Sunday morning quarterback
When I started writing about last week's layoffs, I had simple purpose: To give an account of what was happening in an often overlooked corner of the Singleton empire, and one that has little capacity to report on itself.
When the first eight comments came in, I knew I had record-breaking traffic. After all, my daily readership generally hovers in the single digits.
Predictably, this number jumped when Kevin Roderick at LA Observed linked to the blog, but I've been more impressed at how the Singleton staff (former and current) has seized the comments section to air its grievances, mourn its losses and, in some cases, savage its perceived oppressors. I've done little more than provide a forum, which I'm happy to do.
But people are paying attention. So, what do we do now? How do we make the jump and continue to give this story the attention it deserves?
For one, I'd suggest we avoid getting bogged down in insider-y gossip and vitriol. Isn't that what the Unisys messaging system is for? We should also avoid boring readers with tales of how much we hate our bosses and instead put our collective wisdom on display.

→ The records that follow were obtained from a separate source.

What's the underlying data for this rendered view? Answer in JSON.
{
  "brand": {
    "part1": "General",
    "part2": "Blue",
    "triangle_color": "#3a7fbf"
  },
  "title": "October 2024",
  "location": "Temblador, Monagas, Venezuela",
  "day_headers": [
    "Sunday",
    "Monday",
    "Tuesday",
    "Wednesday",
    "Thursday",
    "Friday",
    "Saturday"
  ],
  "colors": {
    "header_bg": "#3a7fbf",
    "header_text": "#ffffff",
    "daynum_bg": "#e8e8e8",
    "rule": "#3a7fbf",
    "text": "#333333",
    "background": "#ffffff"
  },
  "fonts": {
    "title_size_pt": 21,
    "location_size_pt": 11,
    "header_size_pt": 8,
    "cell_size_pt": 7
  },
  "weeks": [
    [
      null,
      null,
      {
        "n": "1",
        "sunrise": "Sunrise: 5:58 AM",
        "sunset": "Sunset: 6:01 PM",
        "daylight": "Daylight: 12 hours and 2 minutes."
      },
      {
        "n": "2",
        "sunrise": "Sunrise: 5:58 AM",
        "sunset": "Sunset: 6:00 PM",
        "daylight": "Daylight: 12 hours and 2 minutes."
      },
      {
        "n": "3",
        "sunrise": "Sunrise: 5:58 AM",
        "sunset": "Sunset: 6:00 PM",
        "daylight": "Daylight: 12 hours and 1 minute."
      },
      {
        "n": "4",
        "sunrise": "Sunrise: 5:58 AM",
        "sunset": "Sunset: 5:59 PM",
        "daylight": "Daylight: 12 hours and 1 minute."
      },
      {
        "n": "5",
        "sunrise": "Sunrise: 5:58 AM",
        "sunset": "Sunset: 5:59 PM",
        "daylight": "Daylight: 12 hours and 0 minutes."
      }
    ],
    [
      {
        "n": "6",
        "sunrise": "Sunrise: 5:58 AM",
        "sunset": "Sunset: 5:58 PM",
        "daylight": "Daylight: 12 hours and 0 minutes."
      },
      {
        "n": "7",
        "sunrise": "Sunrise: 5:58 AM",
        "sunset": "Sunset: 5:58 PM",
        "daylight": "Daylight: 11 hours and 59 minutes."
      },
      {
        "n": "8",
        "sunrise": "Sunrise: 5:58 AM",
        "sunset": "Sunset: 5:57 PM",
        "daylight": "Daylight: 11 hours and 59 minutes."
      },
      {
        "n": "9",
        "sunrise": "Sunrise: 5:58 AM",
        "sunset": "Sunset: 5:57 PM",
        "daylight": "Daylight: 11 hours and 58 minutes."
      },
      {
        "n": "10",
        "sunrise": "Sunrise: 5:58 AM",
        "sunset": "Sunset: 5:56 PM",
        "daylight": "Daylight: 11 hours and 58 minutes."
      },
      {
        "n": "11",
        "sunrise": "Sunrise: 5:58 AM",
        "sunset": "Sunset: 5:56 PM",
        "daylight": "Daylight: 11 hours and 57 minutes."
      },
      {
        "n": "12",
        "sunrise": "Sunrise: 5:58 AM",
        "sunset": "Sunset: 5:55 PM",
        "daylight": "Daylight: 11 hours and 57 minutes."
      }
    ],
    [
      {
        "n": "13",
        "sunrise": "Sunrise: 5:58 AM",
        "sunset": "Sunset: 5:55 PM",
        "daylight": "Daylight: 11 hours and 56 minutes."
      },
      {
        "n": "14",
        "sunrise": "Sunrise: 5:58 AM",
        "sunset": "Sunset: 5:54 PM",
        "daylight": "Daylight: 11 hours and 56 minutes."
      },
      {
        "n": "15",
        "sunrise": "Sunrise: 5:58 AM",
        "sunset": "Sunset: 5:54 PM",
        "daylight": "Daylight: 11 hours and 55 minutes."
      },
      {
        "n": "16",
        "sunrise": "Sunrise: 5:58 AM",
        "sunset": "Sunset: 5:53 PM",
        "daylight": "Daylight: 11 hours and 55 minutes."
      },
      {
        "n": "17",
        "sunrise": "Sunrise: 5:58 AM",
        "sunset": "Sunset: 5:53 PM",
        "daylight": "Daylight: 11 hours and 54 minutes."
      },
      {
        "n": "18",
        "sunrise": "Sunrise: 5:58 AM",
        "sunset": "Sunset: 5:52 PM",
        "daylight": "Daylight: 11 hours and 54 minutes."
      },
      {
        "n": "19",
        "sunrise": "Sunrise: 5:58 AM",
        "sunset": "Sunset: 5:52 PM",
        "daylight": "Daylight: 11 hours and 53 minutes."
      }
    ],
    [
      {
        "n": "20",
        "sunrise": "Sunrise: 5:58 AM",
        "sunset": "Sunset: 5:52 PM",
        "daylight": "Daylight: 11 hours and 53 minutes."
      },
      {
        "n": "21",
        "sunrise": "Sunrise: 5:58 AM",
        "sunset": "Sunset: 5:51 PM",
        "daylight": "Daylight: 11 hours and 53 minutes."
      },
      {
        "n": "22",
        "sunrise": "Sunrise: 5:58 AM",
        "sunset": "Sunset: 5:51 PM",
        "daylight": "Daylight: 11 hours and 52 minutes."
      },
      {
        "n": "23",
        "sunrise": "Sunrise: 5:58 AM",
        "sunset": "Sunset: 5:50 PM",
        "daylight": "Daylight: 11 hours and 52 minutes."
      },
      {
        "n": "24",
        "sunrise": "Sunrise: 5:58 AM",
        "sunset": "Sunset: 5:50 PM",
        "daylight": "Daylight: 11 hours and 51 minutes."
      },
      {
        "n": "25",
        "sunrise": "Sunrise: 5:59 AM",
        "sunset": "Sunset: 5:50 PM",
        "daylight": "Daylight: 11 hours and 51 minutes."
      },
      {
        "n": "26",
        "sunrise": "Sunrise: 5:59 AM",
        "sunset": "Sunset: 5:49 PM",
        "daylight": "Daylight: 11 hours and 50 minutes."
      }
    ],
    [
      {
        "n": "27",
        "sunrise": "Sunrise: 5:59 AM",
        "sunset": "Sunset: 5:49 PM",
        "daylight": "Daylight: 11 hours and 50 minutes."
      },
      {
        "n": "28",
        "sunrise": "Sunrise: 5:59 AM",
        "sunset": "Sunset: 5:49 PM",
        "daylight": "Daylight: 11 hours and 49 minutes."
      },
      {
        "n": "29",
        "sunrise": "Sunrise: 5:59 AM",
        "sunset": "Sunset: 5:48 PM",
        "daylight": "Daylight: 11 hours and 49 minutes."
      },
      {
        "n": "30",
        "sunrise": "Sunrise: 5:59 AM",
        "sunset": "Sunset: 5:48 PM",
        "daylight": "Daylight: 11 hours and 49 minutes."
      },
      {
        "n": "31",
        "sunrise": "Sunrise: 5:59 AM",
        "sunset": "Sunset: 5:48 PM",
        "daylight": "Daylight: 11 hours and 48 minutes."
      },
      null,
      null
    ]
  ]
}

After all, these papers, as ragged as they are, are on the front lines of the journalism wars. They are standing at the very crossroads many media observers fear the newspaper industry could be approaching - and they've been waiting there for a while.
We saw waves of devastating cuts long before Thursday's pink slips went out. The newsrooms have struggled to cover growing cities with fewer and fewer reporters (the Pasadena Star-News now has six and a half reporters for more than a dozen cities). We've applied the gimmickry of the Readership Institute and Newspaper Next to little or no avail. We've tried to "innovate" without any investment, suffered an unforgiving economy, saw our futures mortgaged for the next good deal, and watched as our top editors were asked to put business first. We have been asked to go "hyperlocal" without any resources and under the direction of an out-of-state management team. Any discussion of newsroom standards seems to be drowned out by a debate over how best to market a failing business. (I say "we" only because I'm a former Singleton employee.)
So let's drag it all out into the light, without fear or favor, and without becoming overly fixated on the men who happened to be here when the beast began to slouch.
One of my projects in the coming days will be to go through the many comments and pull out some of the gems for consideration. Here's part of an entry from now-former Sun columnist Wes Hughes:
It’s hard to look at the Universe when your own little world is in flames.
These last few days have been difficult for all of us but unless you were one of those hit, it’s no different from what is going on at every newspaper in the United States from the Los Angeles Times to the New York Times and from the Chicago Tribune to the Miami Herald.
We are all in a state of despair, whether we are in or out, whether we are here or in the East someplace. The newspaper world has been turned on its head and we are powerless to do anything about it.
From what I’ve been reading, the situation is worse in the MediaNews landscape than other places. It was precipitated by Wall Street, which waterboarded Knight-Ridder until it panicked and put itself up for sale and dissolution, which tempted a smaller McClatchy to get greedy and develop a critical case of dyspepsia. To get relief, it put some of its new properties on the auction block, and Dean Singleton, who didn’t have enough toys in his playroom, snapped at the bait (excuse my atrocious mix of metaphors). That was all well. The country was in the midst of a real estate boom and everything was fine, lots of ad revenue coming in. But that boom turned into a burst bubble and ad revenue went south, and those notes were coming due.
If the mortgage is due and you don’t have enough income, what do you do? You cut to save what you do have. And that‘s pretty much what happened to us.
We have to control our pain and start working on the future. Don’t shoot the messengers. We should know better, because as journalists we are the messengers. We bring the bad news to the world and sometimes it hates us for it.